I found it curious that in light of the numerous recalls regarding toxic Chinese products, including tainted / poisonous produce, meat and medicines, that Lee fails to mention if this stigma affects imports of Chinese foodstuffs, or of Americans' opinions towards Chinese-owned establishments have changed. The Fortune Cookie Chronicles made an interesting counterpoint to A Year Without "Made in China": One Family's True Life Adventure in the Global Economy.
Lee's insider status (the child of Chinese immigrants, she is fluent in Mandarin and was raised on both her mother's traditional Chinese cooking as well as American Chinese) allows her unprecedented access to the mysterious world of Chinese restaurants, with their rituals of buying and selling, procurement, and recruiting, as well as to poll Chinese on their opinions of what real Chinese food consists of (and their opinions of American Chinese food such as General Tso's Chicken). Her Chinese also allows her an interview with one of China's last Jews of Kaifeng.
Another fascinating sidenote is the devotion of two chapters to kosher Chinese food, and some of the scandals that surrounded a high-profile case (the Great Kosher Duck Scandal of 1989). (My own personal view of Chinese at Christmas will forever be cemented by the classic (and non-PC) ending of A Christmas Story (Two-Disc Special Edition)).
Most heartbreaking were the stories of illegal immigration from China's Fuijan region and Fuzhou city.

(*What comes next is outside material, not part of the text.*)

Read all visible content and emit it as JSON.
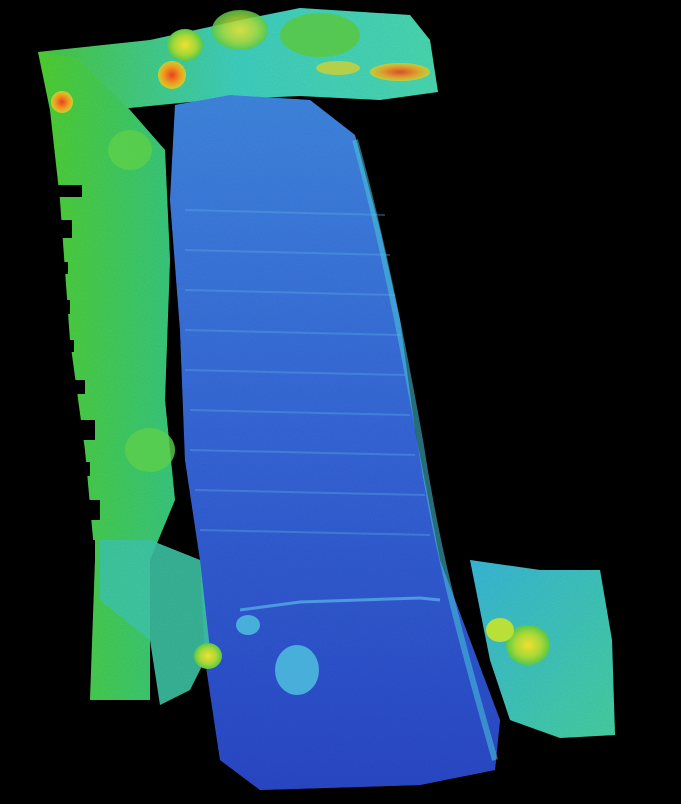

Families were torn apart by hazardous human smuggling at an exorbitant cost (according to Lee, the price in 2006 was upwards of $70,000 a person). Once landed in the US (assuming they evaded immigration authorities), they gravitated towards Chinese restaurant jobs that didn't require them to know English, working 12-hour days to send home money in order to send for their families, who would become trapped in the same cycle. Their children (whose English was much more advanced) would then be the "face" of the restaurant, responsible for phone orders, dealing with vendors and repairmen, and waiting tables. Older immigrants who failed to master English and who immigrated illegally are trapped in the Chinese restaurant world, with a black-and-white worldview limited to how far a city was via bus from NYC. Chinese deliverymen are routinely subjected to violent holdups, even murder (Lee devotes a chapter to a high-profile case where a Chinese deliveryman went missing in NYC).

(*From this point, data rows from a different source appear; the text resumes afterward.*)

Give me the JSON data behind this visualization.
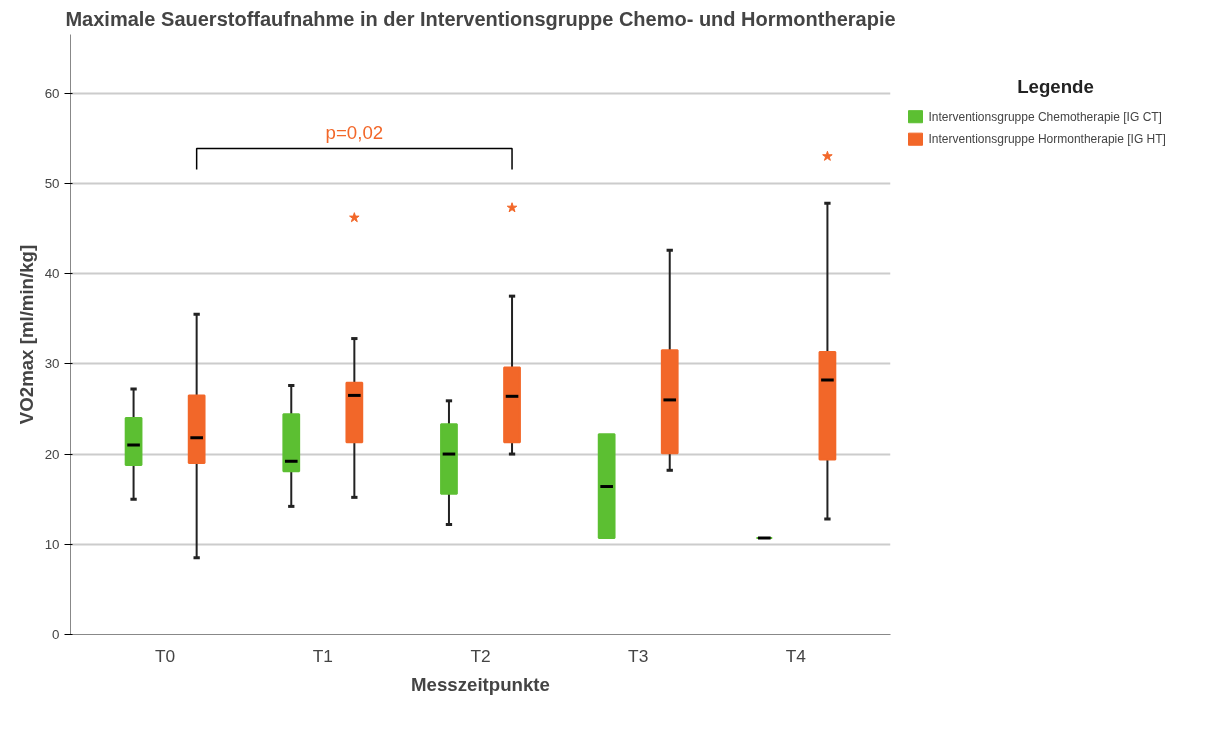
{
  "chart_data": {
    "type": "box",
    "title": "Maximale Sauerstoffaufnahme in der Interventionsgruppe Chemo- und Hormontherapie",
    "xlabel": "Messzeitpunkte",
    "ylabel": "VO2max [ml/min/kg]",
    "legend_title": "Legende",
    "categories": [
      "T0",
      "T1",
      "T2",
      "T3",
      "T4"
    ],
    "series": [
      {
        "name": "Interventionsgruppe Chemotherapie [IG CT]",
        "color": "#5cbf32",
        "boxes": [
          {
            "low": 15.0,
            "q1": 18.8,
            "median": 21.0,
            "q3": 24.0,
            "high": 27.2
          },
          {
            "low": 14.2,
            "q1": 18.1,
            "median": 19.2,
            "q3": 24.4,
            "high": 27.6
          },
          {
            "low": 12.2,
            "q1": 15.6,
            "median": 20.0,
            "q3": 23.3,
            "high": 25.9
          },
          {
            "low": 10.7,
            "q1": 10.7,
            "median": 16.4,
            "q3": 22.2,
            "high": 22.2
          },
          {
            "low": 10.7,
            "q1": 10.7,
            "median": 10.7,
            "q3": 10.7,
            "high": 10.7
          }
        ]
      },
      {
        "name": "Interventionsgruppe Hormontherapie [IG HT]",
        "color": "#f26729",
        "boxes": [
          {
            "low": 8.5,
            "q1": 19.0,
            "median": 21.8,
            "q3": 26.5,
            "high": 35.5
          },
          {
            "low": 15.2,
            "q1": 21.3,
            "median": 26.5,
            "q3": 27.9,
            "high": 32.8,
            "outliers": [
              46.2
            ]
          },
          {
            "low": 20.0,
            "q1": 21.3,
            "median": 26.4,
            "q3": 29.6,
            "high": 37.5,
            "outliers": [
              47.3
            ]
          },
          {
            "low": 18.2,
            "q1": 20.1,
            "median": 26.0,
            "q3": 31.5,
            "high": 42.6
          },
          {
            "low": 12.8,
            "q1": 19.4,
            "median": 28.2,
            "q3": 31.3,
            "high": 47.8,
            "outliers": [
              53.0
            ]
          }
        ]
      }
    ],
    "ylim": [
      0,
      66.5
    ],
    "yticks": [
      0,
      10,
      20,
      30,
      40,
      50,
      60
    ],
    "grid": "y",
    "legend": "right",
    "marker": "star",
    "annotations": [
      "p=0,02"
    ]
  }
}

All in all, The Fortune Cookie Chronicles was a fascinating read that lovingly traces the origins and evolution of Chinese food on an American (and international) scale, including the human costs involved in starting and running Chinese restaurants.
There will soon be a fun and enlightening read in your future. May 2, 2008 I love this book. The book brings an appreciation for the struggles of immigrants and how they have greatly enriched the U.S. through their expereince and culture. What is "authentic" to cooking in China may not be "authentic" to a Chinese person cooking in the U.S. and both are valid.
Great book! April 25, 2008 What a great book! The author gives all kinds of insight into the America's Chinese restaurant industry, and she does it in a fun, easy-to-read style. Bravo!